Accessibility links

Europe: NATO Ministers Ready To Act On Bosnia And Expansion

  • Jan de Weydenthal

Brussels, 9 December 1996 (RFE/RL) - NATO is ready to take the final steps in establishing a new stabilization force for Bosnia (SFOR) and setting the date for a summit to announce the first Eastern countries to be admitted to the alliance.

A senior NATO official today told a press briefing that those are the main issues to be discussed at tomorrow's meeting of NATO foreign ministers in Brussels.

The official said that operational plans for the establishment of the stabilization force had already been approved by all 16 NATO member states as well as those countries willing to take part in the Bosnia peacekeeping program. Some 17 non-NATO countries are likely to participate.

The official said that the 18-month long mission is to help consolidating and stabilizing peace conditions in Bosnia-Herzegovina.

The mission will become operational following approval by the United Nations.

Tomorrow's meeting is also expected to set the date for the alliance's summit. The NATO official said that the gathering will be held "toward the middle of 1997," but other senior diplomats have put the date at the first part of July.

The tentative agenda for the summit is said to include internal reorganization of the alliance's command structure and a decision admitting new members.

Other subjects likely to be discussed at the summit are a discussion of the expansion and streamlining of the Alliance's Partnership for Peace program and the consolidation of the Russia-NATO as well as the Ukraine-NATO relationships. NATO is planning to open an information office in Kyiv.

No specific decisions on any of these topics are likely to be taken at the foreign ministers' meeting. But the ministers are certain tomorrow to discuss and analyze the relevant factors, particularly the political as well as military and financial aspects of the prospective enlargement.

NATO officials are still reluctant to name potential Eastern candidates for membership in the alliance. But it is widely assumed that the Czech Republic and Poland are among the leading candidates. There are also reportedly discussions about Hungary and Slovenia. France is said to favor the acceptance of Romania as well.

There is speculation that once a selection of candidates is announced, the process of enlargement will speed up, leading to a formal signing of entry into the alliance within a relatively short time (perhaps even months). President Bill Clinton said during the electoral campaign that he expected several countries to become full members by 1999.

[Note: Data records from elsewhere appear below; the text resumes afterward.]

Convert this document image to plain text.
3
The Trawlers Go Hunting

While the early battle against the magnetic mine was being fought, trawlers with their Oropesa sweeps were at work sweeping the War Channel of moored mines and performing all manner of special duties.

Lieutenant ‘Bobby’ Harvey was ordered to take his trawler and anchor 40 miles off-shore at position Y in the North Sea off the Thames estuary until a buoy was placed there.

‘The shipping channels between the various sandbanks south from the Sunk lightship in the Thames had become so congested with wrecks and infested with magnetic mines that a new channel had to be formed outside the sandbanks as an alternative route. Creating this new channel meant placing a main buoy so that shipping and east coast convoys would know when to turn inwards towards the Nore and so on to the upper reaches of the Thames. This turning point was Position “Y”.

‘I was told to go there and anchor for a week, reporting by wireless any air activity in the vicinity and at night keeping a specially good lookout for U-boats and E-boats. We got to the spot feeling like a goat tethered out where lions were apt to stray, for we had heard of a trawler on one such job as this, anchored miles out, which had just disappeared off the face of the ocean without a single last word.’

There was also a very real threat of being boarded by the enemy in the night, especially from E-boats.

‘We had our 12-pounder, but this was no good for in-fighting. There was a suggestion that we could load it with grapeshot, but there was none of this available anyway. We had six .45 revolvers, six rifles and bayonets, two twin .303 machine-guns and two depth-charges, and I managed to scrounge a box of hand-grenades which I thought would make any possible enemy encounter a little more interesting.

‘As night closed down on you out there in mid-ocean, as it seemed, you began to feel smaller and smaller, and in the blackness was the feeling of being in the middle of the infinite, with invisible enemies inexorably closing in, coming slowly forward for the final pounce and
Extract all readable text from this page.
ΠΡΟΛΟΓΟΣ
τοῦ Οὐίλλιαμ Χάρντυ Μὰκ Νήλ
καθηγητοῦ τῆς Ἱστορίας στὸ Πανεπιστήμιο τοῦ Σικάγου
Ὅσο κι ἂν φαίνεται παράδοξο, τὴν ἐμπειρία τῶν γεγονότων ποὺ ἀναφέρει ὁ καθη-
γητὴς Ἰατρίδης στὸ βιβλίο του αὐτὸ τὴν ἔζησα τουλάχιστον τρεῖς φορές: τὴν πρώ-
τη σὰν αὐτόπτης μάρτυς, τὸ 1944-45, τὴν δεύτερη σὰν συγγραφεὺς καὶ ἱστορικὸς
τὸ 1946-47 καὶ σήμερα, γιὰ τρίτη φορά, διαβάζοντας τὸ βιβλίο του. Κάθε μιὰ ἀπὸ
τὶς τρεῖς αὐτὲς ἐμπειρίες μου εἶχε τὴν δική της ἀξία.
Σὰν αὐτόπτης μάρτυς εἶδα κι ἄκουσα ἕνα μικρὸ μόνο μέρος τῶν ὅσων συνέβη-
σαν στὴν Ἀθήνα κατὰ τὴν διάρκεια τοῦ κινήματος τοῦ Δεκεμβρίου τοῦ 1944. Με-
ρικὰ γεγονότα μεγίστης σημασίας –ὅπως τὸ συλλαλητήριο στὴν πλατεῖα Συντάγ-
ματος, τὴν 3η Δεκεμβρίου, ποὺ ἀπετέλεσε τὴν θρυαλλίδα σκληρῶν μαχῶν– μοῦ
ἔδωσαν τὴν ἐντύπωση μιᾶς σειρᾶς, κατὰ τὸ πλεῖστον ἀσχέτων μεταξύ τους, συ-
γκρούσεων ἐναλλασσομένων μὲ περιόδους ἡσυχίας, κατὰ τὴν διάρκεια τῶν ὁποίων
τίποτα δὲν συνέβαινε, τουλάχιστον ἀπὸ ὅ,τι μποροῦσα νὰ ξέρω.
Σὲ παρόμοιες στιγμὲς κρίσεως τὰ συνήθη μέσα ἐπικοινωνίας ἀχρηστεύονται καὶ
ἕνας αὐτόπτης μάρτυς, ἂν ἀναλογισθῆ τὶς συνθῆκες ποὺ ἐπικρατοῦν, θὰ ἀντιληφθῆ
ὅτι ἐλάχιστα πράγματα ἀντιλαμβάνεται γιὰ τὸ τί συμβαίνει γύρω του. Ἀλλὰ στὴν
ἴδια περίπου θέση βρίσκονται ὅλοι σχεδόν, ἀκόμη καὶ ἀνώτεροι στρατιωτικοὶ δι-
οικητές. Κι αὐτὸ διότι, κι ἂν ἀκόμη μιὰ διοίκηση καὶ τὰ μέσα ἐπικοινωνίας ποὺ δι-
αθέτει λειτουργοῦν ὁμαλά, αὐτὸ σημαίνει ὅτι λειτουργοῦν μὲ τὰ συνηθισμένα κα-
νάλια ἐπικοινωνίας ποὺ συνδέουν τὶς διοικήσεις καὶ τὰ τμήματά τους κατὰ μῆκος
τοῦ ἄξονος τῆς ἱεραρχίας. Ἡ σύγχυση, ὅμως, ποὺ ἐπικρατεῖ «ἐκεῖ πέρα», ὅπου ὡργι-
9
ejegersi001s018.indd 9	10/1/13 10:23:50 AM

Recently, there have been several reports in the Western media that NATO is preparing a formal agreement, or a charter, on its relations with Russia. Only yesterday German Foreign Minister Klaus Kinkel was quoted by a newspaper as saying that Russia should be given a major permanent role in some political NATO councils.

Similar reports have appeared in the British media. "The Guardian" newspaper claimed that the alliance is likely to propose that Russia be given a "joint chairmanship" of a new political forum within NATO. The newspaper speculated that this would provide Russia with a right to veto some aspects of NATO political operations, including decisions on peacekeeping forces and non-proliferation of weapons.

The senior NATO official dismissed those speculations. He told the press briefing today that while various proposals had been made by officials of NATO countries, the alliance has not yet received any formal reaction to them from Moscow. The foreign ministers' meeting is not likely to act, he said, in the absence of Russia's clearly stated positions. But they may discuss general principles of cooperation and consultation with Russia.

The ministers are to meet with Russian Foreign Minister Yevgeny Primakov on Wednesday, a day after their own meeting ends.

Diplomats have been saying that Russia may prefer to stay out of formal NATO agencies. They say that any agreement on membership in such bodies would make it difficult for Moscow to criticize the alliance's policies if these policies diverged from what Moscow considers as its political interests.

Diplomats say that Russia may instead insist on a strictly defined, formal agreement with NATO that would precisely define mutual rights and obligations. But, the diplomats say, the alliance is unlikely to accept that position.